Oleh karena itu agar orang tua dapat berperan secara baik dan benar maka
mereka perlu memiliki kesiapan psikologis dan teknis. Untuk itulah maka
mereka perlu mendapatkan layanan konseling. Konseling dilakukan secara
fleksibel dan pragmatis dengan tujuan agar orang tua penderita mampu
mengatasi bebab psiko-sosial pada dirinya terlebih dahulu.

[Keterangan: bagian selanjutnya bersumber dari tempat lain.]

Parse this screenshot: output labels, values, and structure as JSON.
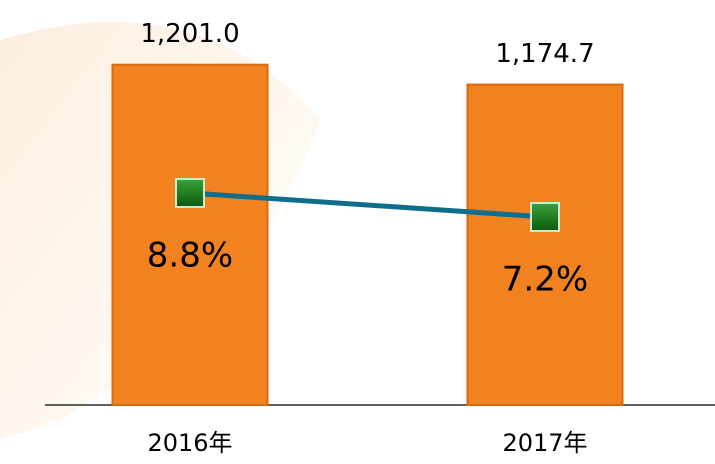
{
  "chart_data": {
    "type": "bar-line",
    "categories": [
      "2016年",
      "2017年"
    ],
    "series": [
      {
        "type": "bar",
        "color": "#f28220",
        "values": [
          1201.0,
          1174.7
        ],
        "value_labels": [
          "1,201.0",
          "1,174.7"
        ]
      },
      {
        "type": "line",
        "axis": "y2",
        "color": "#0f6e8c",
        "marker_color": "#1e7a1e",
        "values": [
          8.8,
          7.2
        ],
        "value_labels": [
          "8.8%",
          "7.2%"
        ]
      }
    ],
    "ylim": [
      750,
      1300
    ],
    "y2lim": [
      0,
      10
    ]
  }
}
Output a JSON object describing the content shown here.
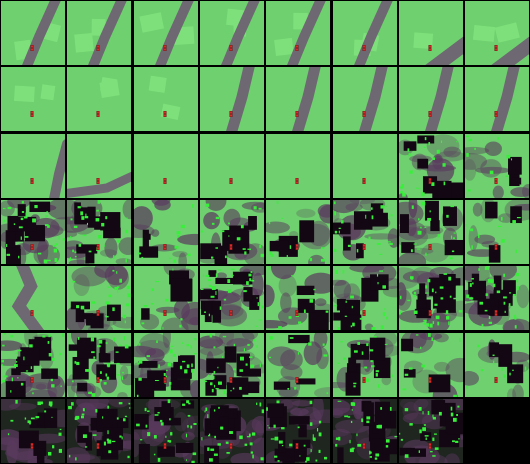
{
  "grid": {
    "columns": 8,
    "rows": 7,
    "background": "#000000"
  },
  "palette": {
    "grass": "#6ed06e",
    "grass_light": "#7ee07a",
    "road": "#6e6872",
    "dark": "#120712",
    "purple": "#5a3a5e",
    "bright_green": "#37f03a",
    "agent_red": "#e0262a",
    "agent_dark": "#6a1a14"
  },
  "frames": [
    {
      "road": "diag-top",
      "patches": 2,
      "agent": true
    },
    {
      "road": "diag-top",
      "patches": 2,
      "agent": true
    },
    {
      "road": "diag-top",
      "patches": 2,
      "agent": true
    },
    {
      "road": "diag-top",
      "patches": 2,
      "agent": true
    },
    {
      "road": "diag-top",
      "patches": 2,
      "agent": true
    },
    {
      "road": "diag-top",
      "patches": 2,
      "agent": true
    },
    {
      "road": "corner",
      "patches": 1,
      "agent": true
    },
    {
      "road": "corner",
      "patches": 2,
      "agent": true
    },
    {
      "road": "none",
      "patches": 2,
      "agent": true
    },
    {
      "road": "none",
      "patches": 2,
      "agent": true
    },
    {
      "road": "none",
      "patches": 2,
      "agent": true
    },
    {
      "road": "diag-mid",
      "patches": 0,
      "agent": true
    },
    {
      "road": "diag-mid",
      "patches": 0,
      "agent": true
    },
    {
      "road": "diag-mid",
      "patches": 0,
      "agent": true
    },
    {
      "road": "diag-mid",
      "patches": 0,
      "agent": true
    },
    {
      "road": "diag-mid",
      "patches": 0,
      "agent": true
    },
    {
      "road": "curve-low",
      "patches": 0,
      "agent": true
    },
    {
      "road": "curve-bottom",
      "patches": 0,
      "agent": true
    },
    {
      "road": "none",
      "patches": 0,
      "agent": true
    },
    {
      "road": "none",
      "patches": 0,
      "agent": true
    },
    {
      "road": "none",
      "patches": 0,
      "agent": true
    },
    {
      "road": "none",
      "patches": 0,
      "agent": true
    },
    {
      "road": "noise",
      "patches": 0,
      "agent": true,
      "noise": 2
    },
    {
      "road": "noise",
      "patches": 0,
      "agent": true,
      "noise": 1
    },
    {
      "road": "noise",
      "patches": 0,
      "agent": true,
      "noise": 3
    },
    {
      "road": "noise",
      "patches": 0,
      "agent": true,
      "noise": 3
    },
    {
      "road": "noise",
      "patches": 0,
      "agent": true,
      "noise": 1
    },
    {
      "road": "noise",
      "patches": 0,
      "agent": true,
      "noise": 2
    },
    {
      "road": "noise",
      "patches": 0,
      "agent": true,
      "noise": 1
    },
    {
      "road": "noise",
      "patches": 0,
      "agent": true,
      "noise": 2
    },
    {
      "road": "noise",
      "patches": 0,
      "agent": true,
      "noise": 2
    },
    {
      "road": "noise",
      "patches": 0,
      "agent": true,
      "noise": 1
    },
    {
      "road": "blob",
      "patches": 0,
      "agent": true,
      "noise": 0
    },
    {
      "road": "noise",
      "patches": 0,
      "agent": true,
      "noise": 2
    },
    {
      "road": "noise",
      "patches": 0,
      "agent": true,
      "noise": 1
    },
    {
      "road": "noise",
      "patches": 0,
      "agent": true,
      "noise": 3
    },
    {
      "road": "noise",
      "patches": 0,
      "agent": true,
      "noise": 1
    },
    {
      "road": "noise",
      "patches": 0,
      "agent": true,
      "noise": 2
    },
    {
      "road": "noise",
      "patches": 0,
      "agent": true,
      "noise": 3
    },
    {
      "road": "noise",
      "patches": 0,
      "agent": true,
      "noise": 3
    },
    {
      "road": "noise",
      "patches": 0,
      "agent": true,
      "noise": 3
    },
    {
      "road": "noise",
      "patches": 0,
      "agent": true,
      "noise": 3
    },
    {
      "road": "noise",
      "patches": 0,
      "agent": true,
      "noise": 3
    },
    {
      "road": "noise",
      "patches": 0,
      "agent": true,
      "noise": 3
    },
    {
      "road": "noise",
      "patches": 0,
      "agent": true,
      "noise": 1
    },
    {
      "road": "noise",
      "patches": 0,
      "agent": true,
      "noise": 2
    },
    {
      "road": "noise",
      "patches": 0,
      "agent": true,
      "noise": 1
    },
    {
      "road": "noise",
      "patches": 0,
      "agent": true,
      "noise": 1
    },
    {
      "road": "dark",
      "patches": 0,
      "agent": true,
      "noise": 2
    },
    {
      "road": "dark",
      "patches": 0,
      "agent": true,
      "noise": 3
    },
    {
      "road": "dark",
      "patches": 0,
      "agent": true,
      "noise": 3
    },
    {
      "road": "dark",
      "patches": 0,
      "agent": true,
      "noise": 3
    },
    {
      "road": "dark",
      "patches": 0,
      "agent": true,
      "noise": 3
    },
    {
      "road": "dark",
      "patches": 0,
      "agent": true,
      "noise": 3
    },
    {
      "road": "dark",
      "patches": 0,
      "agent": true,
      "noise": 3
    }
  ]
}
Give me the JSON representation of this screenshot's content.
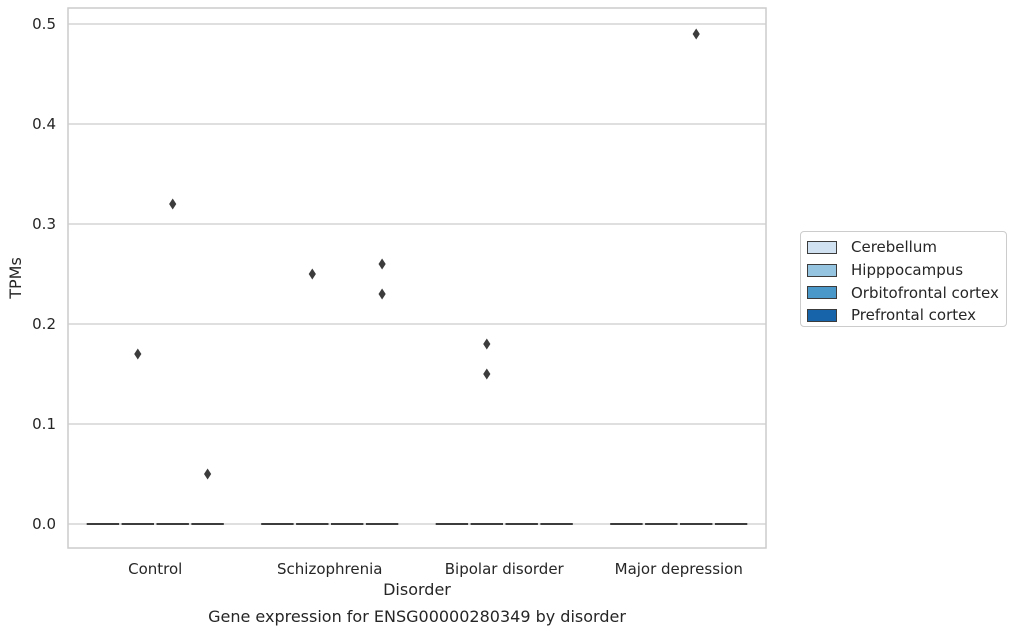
{
  "chart_data": {
    "type": "box",
    "title": "Gene expression for ENSG00000280349 by disorder",
    "xlabel": "Disorder",
    "ylabel": "TPMs",
    "categories": [
      "Control",
      "Schizophrenia",
      "Bipolar disorder",
      "Major depression"
    ],
    "yticks": [
      "0.0",
      "0.1",
      "0.2",
      "0.3",
      "0.4",
      "0.5"
    ],
    "ylim": [
      -0.024,
      0.515
    ],
    "grid": true,
    "legend_position": "right",
    "series": [
      {
        "name": "Cerebellum",
        "color": "#d0e1f2",
        "boxes": [
          {
            "median": 0.0,
            "q1": 0.0,
            "q3": 0.0
          },
          {
            "median": 0.0,
            "q1": 0.0,
            "q3": 0.0
          },
          {
            "median": 0.0,
            "q1": 0.0,
            "q3": 0.0
          },
          {
            "median": 0.0,
            "q1": 0.0,
            "q3": 0.0
          }
        ],
        "outliers": [
          [],
          [],
          [],
          []
        ]
      },
      {
        "name": "Hipppocampus",
        "color": "#94c4df",
        "boxes": [
          {
            "median": 0.0,
            "q1": 0.0,
            "q3": 0.0
          },
          {
            "median": 0.0,
            "q1": 0.0,
            "q3": 0.0
          },
          {
            "median": 0.0,
            "q1": 0.0,
            "q3": 0.0
          },
          {
            "median": 0.0,
            "q1": 0.0,
            "q3": 0.0
          }
        ],
        "outliers": [
          [
            0.17
          ],
          [
            0.25
          ],
          [
            0.15,
            0.18
          ],
          []
        ]
      },
      {
        "name": "Orbitofrontal cortex",
        "color": "#4a98c9",
        "boxes": [
          {
            "median": 0.0,
            "q1": 0.0,
            "q3": 0.0
          },
          {
            "median": 0.0,
            "q1": 0.0,
            "q3": 0.0
          },
          {
            "median": 0.0,
            "q1": 0.0,
            "q3": 0.0
          },
          {
            "median": 0.0,
            "q1": 0.0,
            "q3": 0.0
          }
        ],
        "outliers": [
          [
            0.32
          ],
          [],
          [],
          [
            0.49
          ]
        ]
      },
      {
        "name": "Prefrontal cortex",
        "color": "#1764ab",
        "boxes": [
          {
            "median": 0.0,
            "q1": 0.0,
            "q3": 0.0
          },
          {
            "median": 0.0,
            "q1": 0.0,
            "q3": 0.0
          },
          {
            "median": 0.0,
            "q1": 0.0,
            "q3": 0.0
          },
          {
            "median": 0.0,
            "q1": 0.0,
            "q3": 0.0
          }
        ],
        "outliers": [
          [
            0.05
          ],
          [
            0.26,
            0.23
          ],
          [],
          []
        ]
      }
    ]
  }
}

Untuk mendiagnosis difabilitas dengan tepat, perlu diambil anamnesis
dari orang tua dengan teliti mengenai: kehamilan, persalinan, dan
pertumbuhan serta perkembangan anak. Dan bila perludilakukan pemeriksaan
laboratorium.
1. Pentingnya Pendidikan dan Latihan untuk Penderita Difabilitas
a. Latihan untuk mempergunakan dan mengembangkan kapasitas yang
dimiliki dengan sebaik-baiknya.
b. Pendidikan dan latihan diperlukan untuk memperbaiki sifat-sifat yang
salah.
c. Dengan latihan maka diharapkan dapat membuat keterampilan
berkembang, sehingga ketergantungan pada pihak lain menjadi
berkurang atau bahkan hilang. Melatih penderita retardasi mental
pasti lebih sulit dari pada melatih anak normal antara lain karena
perhatian penderita retardasi mental mudah terinterupsi. Untuk
mengikat perhatian merekatindakan yang dapat dilakukan adalah
dengan merangsang indera.
2. Jenis-jenis Latihan untuk Penderita Dissabilitas Intelektual
Menurut Maramis, ada beberapa jenis latihan yang dapat diberikan
kepada penderita dissabilitas intelektual, yaitu:
a. Latihan di rumah: belajar makan sendiri, membersihkan badan dan
berpakaian sendiri.
b. Latihan di sekolah: belajar keterampilan untuk sikap sosial.
c. Latihan teknis: latihan diberikan sesuai dengan minat dan jenis
kelamin penderita.
d. Latihan moral: latihan berupa pengenalan dan tindakan mengenai
hal-hal yang baik dan buruk secara moral.